La Corte di Cassazione, con la sentenza n. 13525/2025, ha stabilito l’illegittimità dell’anticipazione del TFR in busta paga su base mensile, anche se concordato con i lavoratori ex art. 2120 c.c. e inserito nella lettera di assunzione.
La Corte ha chiarito che le condizioni di miglior favore, che un accordo individuale può introdurre rispetto al regime legale di anticipazione del TFR, non possono tradursi in una erogazione mensile. Tali condizioni possono solo ampliare i presupposti legali per le anticipazioni del TFR accantonato, che sono consentite solo se il lavoratore ha almeno otto anni di anzianità, per un importo massimo del 70%, entro il limite del 10% degli aventi diritto e del 4% del numero totale dei dipendenti.
Di conseguenza, l’Inps è autorizzata a richiedere la contribuzione ordinaria su tali somme erogate mensilmente. In linea con questa interpretazione, l’Ispettorato Nazionale del Lavoro ha espresso un parere conforme con la nota n. 616/2025.
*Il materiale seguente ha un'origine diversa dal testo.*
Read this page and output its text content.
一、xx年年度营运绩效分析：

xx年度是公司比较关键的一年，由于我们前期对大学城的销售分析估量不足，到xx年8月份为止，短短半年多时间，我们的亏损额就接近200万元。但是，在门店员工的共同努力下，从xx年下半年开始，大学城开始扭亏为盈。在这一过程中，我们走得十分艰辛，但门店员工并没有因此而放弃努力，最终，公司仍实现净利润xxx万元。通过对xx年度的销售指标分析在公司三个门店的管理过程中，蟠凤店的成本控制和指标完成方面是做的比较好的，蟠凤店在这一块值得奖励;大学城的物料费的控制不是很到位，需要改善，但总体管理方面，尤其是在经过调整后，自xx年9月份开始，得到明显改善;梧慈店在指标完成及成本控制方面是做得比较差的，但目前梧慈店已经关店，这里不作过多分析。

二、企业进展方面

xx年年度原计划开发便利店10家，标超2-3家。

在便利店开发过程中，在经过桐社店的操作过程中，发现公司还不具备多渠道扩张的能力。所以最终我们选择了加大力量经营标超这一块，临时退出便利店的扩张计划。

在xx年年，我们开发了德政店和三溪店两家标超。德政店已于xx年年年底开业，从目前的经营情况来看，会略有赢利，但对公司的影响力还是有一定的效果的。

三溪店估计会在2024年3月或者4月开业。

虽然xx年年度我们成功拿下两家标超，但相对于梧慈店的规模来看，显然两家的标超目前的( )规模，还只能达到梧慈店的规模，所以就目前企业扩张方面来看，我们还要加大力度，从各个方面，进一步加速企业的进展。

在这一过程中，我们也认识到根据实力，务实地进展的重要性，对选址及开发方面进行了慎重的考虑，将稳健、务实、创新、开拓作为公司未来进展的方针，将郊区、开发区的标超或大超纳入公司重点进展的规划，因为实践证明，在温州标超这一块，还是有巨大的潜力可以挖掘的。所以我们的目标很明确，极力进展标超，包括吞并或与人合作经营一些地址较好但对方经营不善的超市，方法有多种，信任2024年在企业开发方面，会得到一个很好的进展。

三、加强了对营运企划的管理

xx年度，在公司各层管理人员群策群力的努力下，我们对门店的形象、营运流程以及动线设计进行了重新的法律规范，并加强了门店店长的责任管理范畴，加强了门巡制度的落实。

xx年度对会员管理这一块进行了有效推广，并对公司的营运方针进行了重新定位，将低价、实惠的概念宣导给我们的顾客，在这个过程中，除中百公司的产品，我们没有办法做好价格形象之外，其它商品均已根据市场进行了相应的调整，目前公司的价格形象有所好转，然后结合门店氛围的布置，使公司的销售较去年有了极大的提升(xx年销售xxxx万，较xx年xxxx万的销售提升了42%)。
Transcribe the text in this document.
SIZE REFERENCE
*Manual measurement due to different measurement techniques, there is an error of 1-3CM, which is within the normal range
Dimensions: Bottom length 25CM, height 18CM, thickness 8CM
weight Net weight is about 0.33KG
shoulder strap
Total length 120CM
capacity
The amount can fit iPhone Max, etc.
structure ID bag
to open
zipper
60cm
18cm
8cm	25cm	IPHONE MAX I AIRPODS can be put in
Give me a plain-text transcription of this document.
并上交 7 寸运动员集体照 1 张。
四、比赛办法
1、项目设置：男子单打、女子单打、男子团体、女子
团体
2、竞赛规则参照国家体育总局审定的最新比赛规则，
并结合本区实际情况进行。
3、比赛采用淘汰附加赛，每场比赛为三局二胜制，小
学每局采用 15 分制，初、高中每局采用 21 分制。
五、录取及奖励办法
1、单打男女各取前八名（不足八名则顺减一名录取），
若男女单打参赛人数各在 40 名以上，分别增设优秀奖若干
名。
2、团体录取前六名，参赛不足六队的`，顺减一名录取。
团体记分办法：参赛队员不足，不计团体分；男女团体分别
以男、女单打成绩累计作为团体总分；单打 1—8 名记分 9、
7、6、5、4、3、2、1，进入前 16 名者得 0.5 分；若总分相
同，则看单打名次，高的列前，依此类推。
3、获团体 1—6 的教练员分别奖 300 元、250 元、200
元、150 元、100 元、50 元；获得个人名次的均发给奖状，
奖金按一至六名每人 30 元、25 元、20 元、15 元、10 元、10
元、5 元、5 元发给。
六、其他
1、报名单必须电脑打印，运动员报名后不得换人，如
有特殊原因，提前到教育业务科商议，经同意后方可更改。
Questa sentenza ha importanti implicazioni per i lavoratori e le aziende. Le aziende devono rivedere le loro pratiche di anticipazione del TFR per assicurarsi che siano conformi alla normativa vigente, evitando così possibili sanzioni.
In conclusione, la sentenza della Corte di Cassazione rappresenta un importante chiarimento sulla gestione del TFR, sottolineando la necessità di rispettare i limiti legali e le condizioni stabilite per le anticipazioni. Le aziende e i lavoratori devono prestare attenzione a queste disposizioni per evitare problemi economici e contributivi.